UP cadre IAS officer Durga Shakti Nagpal suffered a controversial suspension order (since revoked) for allegedly demolishing a mosque wall, which in turn was allegedly illegal. Haryana IAS officer Ashok Khemka has suffered political scrutiny for cracking down on land deals linked to Robert Vadra, the son-in-law of Congress president Sonia Gandhi.

Now, consider the plight of senior officers who have to worry about doing what they think is good for the country and then facing pressures at work that tell on the home.

The Delhi high court recently quashed reservation in admissions to the high-profile Sanskriti School for children of Group A officers of the central government. The school is run by spouses of top government officers and 60% of seats were historically reserved for wards of Group A officers.

While the court, frowning on elitism, said wards could be taken in an extra branch of Kendriya Vidyalayas (set up to help educational needs of transferable government employees), things are not that easy.

Surely, top-of-the-rung government employees would want a higher quality of education for their children in a world where competition is hot? While government servants awarding themselves premium land to build a schools maybe questionable, the government as an employer needs to worry about how to attract and retain good, clean, high quality talent.

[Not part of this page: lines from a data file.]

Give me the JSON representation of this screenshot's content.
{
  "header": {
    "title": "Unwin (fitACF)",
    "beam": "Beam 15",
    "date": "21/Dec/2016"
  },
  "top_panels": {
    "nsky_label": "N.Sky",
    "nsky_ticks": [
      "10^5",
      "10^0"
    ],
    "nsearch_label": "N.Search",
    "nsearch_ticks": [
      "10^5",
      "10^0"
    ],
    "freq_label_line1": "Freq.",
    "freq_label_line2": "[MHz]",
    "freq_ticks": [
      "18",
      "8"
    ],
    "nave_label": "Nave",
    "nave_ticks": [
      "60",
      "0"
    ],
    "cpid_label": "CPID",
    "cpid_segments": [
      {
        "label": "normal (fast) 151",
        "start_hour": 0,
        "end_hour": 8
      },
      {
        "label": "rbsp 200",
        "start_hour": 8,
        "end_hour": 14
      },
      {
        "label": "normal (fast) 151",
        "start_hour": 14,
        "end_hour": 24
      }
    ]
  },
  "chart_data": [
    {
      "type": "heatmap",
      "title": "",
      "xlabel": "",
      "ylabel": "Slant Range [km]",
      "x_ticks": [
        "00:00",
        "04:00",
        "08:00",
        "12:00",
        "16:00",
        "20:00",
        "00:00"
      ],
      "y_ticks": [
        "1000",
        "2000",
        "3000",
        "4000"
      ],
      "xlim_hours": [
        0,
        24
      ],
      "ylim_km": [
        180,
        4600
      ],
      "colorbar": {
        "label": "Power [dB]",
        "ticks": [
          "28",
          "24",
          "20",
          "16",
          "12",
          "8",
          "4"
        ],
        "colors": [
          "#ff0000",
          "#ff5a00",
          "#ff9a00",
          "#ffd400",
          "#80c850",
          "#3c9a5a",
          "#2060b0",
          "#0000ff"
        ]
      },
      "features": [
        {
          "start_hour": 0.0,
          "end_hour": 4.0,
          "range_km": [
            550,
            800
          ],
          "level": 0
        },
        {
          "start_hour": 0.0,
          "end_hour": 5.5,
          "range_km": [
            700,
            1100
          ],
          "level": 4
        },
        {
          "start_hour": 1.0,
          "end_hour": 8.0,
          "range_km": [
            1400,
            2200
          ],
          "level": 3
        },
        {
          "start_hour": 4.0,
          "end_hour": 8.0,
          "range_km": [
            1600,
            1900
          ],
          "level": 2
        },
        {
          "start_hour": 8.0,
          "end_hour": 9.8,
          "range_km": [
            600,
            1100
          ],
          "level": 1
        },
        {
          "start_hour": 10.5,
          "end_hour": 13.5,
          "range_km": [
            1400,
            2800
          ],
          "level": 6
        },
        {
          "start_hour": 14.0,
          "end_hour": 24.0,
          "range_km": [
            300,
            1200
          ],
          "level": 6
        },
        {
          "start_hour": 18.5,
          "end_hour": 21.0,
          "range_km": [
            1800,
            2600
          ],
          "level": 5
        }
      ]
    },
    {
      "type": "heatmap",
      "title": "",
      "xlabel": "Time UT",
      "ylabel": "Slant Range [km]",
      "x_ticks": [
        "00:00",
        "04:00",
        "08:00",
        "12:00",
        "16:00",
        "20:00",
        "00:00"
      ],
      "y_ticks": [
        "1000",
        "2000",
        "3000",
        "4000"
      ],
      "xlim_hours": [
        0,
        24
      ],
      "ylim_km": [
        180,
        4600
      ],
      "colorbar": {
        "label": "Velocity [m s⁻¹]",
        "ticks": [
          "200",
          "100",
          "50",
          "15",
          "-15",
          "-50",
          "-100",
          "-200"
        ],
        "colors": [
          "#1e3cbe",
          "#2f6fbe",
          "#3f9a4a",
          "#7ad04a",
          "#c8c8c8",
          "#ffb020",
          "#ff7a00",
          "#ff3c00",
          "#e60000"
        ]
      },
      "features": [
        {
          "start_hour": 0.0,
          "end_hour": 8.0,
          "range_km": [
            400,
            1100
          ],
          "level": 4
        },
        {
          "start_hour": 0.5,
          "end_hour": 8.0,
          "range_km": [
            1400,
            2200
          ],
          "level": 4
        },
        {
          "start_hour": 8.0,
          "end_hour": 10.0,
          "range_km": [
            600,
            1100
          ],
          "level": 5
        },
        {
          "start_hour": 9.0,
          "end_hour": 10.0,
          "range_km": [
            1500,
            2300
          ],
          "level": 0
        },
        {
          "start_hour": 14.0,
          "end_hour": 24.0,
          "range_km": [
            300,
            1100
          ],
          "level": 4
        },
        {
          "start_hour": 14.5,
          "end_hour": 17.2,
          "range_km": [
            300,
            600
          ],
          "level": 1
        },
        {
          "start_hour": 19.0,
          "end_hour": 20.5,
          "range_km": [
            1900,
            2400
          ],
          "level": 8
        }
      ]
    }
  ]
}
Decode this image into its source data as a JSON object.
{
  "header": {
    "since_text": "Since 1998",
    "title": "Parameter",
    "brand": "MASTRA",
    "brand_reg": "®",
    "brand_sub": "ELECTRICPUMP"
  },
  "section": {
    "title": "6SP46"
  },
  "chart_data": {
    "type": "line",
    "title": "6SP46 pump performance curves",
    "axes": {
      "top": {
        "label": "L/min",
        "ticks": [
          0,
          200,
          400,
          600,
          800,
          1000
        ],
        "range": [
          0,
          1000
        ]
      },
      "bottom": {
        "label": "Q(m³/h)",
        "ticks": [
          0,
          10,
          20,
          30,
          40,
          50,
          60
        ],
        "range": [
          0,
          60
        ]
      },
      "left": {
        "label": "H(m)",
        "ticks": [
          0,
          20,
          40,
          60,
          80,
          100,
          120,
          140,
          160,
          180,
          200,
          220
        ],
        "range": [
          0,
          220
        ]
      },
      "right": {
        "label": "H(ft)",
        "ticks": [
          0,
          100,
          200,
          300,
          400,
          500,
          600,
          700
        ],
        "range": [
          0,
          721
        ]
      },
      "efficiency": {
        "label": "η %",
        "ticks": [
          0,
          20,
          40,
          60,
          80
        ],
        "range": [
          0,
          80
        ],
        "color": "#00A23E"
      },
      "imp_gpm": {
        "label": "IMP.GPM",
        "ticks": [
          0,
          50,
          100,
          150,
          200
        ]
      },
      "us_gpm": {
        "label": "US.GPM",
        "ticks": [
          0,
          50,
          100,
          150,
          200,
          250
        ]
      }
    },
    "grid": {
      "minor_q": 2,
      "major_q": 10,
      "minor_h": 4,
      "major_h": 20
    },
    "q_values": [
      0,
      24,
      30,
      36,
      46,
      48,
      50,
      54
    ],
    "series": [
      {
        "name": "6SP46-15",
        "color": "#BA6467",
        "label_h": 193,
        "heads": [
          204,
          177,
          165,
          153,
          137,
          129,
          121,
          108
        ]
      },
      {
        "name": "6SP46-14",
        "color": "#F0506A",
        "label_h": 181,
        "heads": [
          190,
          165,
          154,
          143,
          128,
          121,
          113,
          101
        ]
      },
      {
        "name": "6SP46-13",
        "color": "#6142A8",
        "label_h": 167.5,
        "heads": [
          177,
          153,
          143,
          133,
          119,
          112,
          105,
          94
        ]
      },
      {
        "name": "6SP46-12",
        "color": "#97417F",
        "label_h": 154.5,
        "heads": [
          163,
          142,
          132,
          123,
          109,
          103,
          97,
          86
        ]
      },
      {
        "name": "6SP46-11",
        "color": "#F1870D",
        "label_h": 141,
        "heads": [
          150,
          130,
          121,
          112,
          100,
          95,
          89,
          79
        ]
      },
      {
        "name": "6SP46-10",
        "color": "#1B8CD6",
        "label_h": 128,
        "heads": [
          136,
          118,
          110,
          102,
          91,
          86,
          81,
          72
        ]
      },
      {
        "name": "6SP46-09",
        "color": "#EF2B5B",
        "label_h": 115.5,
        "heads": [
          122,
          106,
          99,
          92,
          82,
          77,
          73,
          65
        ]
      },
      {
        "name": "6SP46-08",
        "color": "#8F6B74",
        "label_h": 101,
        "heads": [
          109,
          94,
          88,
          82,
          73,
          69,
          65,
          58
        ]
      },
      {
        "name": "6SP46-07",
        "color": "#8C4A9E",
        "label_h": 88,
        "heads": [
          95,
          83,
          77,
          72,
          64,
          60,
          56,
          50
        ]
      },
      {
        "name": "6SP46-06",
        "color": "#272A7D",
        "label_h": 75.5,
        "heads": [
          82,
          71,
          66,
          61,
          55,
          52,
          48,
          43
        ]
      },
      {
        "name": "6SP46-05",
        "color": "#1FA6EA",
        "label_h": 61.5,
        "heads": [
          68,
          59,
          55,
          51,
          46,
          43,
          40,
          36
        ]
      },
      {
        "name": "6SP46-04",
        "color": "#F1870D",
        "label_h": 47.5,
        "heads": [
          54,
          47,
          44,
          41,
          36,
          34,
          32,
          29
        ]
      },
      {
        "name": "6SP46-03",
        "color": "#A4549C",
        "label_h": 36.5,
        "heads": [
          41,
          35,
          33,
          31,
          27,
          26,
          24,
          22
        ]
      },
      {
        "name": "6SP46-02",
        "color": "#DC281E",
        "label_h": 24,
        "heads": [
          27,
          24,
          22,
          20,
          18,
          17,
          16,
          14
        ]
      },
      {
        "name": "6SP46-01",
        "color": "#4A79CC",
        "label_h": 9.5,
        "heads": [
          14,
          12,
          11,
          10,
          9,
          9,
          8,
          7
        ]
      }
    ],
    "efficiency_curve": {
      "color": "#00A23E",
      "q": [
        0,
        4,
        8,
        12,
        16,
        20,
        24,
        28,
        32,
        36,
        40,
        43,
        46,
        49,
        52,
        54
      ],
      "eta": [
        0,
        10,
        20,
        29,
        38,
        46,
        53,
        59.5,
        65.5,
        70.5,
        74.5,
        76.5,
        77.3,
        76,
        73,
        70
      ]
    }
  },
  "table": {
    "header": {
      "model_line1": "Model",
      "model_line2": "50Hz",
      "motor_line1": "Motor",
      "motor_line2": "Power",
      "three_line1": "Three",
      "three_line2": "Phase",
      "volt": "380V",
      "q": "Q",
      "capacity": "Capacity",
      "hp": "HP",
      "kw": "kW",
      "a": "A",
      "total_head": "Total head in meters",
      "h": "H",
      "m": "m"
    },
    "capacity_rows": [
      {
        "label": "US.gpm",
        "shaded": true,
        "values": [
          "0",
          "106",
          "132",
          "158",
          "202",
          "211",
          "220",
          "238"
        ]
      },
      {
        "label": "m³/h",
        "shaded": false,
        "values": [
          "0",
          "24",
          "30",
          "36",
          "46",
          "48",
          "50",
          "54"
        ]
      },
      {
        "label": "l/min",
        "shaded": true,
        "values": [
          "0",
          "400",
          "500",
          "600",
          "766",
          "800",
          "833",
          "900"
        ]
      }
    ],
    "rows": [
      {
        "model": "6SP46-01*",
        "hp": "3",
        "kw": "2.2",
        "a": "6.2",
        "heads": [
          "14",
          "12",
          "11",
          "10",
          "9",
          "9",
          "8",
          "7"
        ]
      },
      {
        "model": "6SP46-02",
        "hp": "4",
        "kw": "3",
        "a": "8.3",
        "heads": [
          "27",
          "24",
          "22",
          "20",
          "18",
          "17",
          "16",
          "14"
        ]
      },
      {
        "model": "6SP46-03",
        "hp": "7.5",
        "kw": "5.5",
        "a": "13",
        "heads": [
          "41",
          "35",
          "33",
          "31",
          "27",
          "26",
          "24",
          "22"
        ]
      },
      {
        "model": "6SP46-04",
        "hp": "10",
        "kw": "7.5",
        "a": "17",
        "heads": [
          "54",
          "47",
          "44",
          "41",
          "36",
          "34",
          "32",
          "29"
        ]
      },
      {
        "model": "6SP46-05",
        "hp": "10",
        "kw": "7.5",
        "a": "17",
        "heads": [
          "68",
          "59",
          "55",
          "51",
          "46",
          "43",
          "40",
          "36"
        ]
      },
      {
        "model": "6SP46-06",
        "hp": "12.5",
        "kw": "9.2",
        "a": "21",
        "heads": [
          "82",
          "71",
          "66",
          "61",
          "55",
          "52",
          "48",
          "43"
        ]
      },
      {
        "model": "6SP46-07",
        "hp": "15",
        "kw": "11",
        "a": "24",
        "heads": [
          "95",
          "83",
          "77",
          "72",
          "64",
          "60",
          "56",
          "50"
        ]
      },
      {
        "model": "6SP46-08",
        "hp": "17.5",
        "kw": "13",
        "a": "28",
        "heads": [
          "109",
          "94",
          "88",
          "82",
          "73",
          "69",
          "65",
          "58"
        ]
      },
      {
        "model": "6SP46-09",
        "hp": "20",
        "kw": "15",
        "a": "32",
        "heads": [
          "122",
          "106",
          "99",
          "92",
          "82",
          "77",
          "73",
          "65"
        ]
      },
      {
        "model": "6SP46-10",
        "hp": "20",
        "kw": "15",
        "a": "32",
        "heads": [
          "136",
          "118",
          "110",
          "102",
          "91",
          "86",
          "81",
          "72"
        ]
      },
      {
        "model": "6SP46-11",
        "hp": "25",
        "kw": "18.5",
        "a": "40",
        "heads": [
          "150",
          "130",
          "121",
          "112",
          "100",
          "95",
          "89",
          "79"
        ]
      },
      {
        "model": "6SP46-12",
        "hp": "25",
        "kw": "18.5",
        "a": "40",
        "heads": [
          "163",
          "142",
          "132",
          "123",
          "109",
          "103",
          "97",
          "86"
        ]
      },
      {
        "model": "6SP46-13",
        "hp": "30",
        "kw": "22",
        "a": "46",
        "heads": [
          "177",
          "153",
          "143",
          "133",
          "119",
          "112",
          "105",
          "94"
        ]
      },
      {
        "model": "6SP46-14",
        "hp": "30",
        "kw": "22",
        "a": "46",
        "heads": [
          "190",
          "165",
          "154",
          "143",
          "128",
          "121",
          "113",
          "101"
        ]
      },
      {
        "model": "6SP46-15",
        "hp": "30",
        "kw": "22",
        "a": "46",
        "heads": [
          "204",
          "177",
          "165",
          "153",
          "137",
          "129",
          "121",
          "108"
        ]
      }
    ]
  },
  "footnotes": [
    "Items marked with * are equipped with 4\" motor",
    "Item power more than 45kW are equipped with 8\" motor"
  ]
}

Worried bureaucrats have said that they cannot pay the kind of donations demanded by well-known private schools. Why should they be an exception while corporate counterparts get paid more – with loads of perks?

The Ministry of Personnel, Public Grievances and Pensions stands as a testimony to an outdated approach to managing government officials. It has a “Department of Administrative Reforms and Public Grievances” that promotes good governance and another “Department of Personnel & Training” that proudly says that it looks after the welfare of employees as the “largest single employer in the country”, what it does for problems such as those faced by government officers in the court cases seems a mystery.

A study said in 2012 that relative to the population, India has only one-fifth of the number of public servants as the United States. At 1,623 for every 100,000 residents, it compared with 7,681 in the US, said a newspaper’s research-based report. This flies in the face of those who complain of a “bloated bureaucracy”.

Another study attributed to the Indian Staffing Federation with Indicus Analytics said last year that nearly 43 percent of all government employees in India are holding a temporary post, with no long-term benefits such as a provident fund to help their retirement. Clearly, there’s more to government service in an age where a huge corporate sector sponges off talent even as the judiciary, legislature and media hold them to intense scrutiny? Government employees need an HR department that stands up for them, understands their needs and woos them – just like enlightened private sector companies do.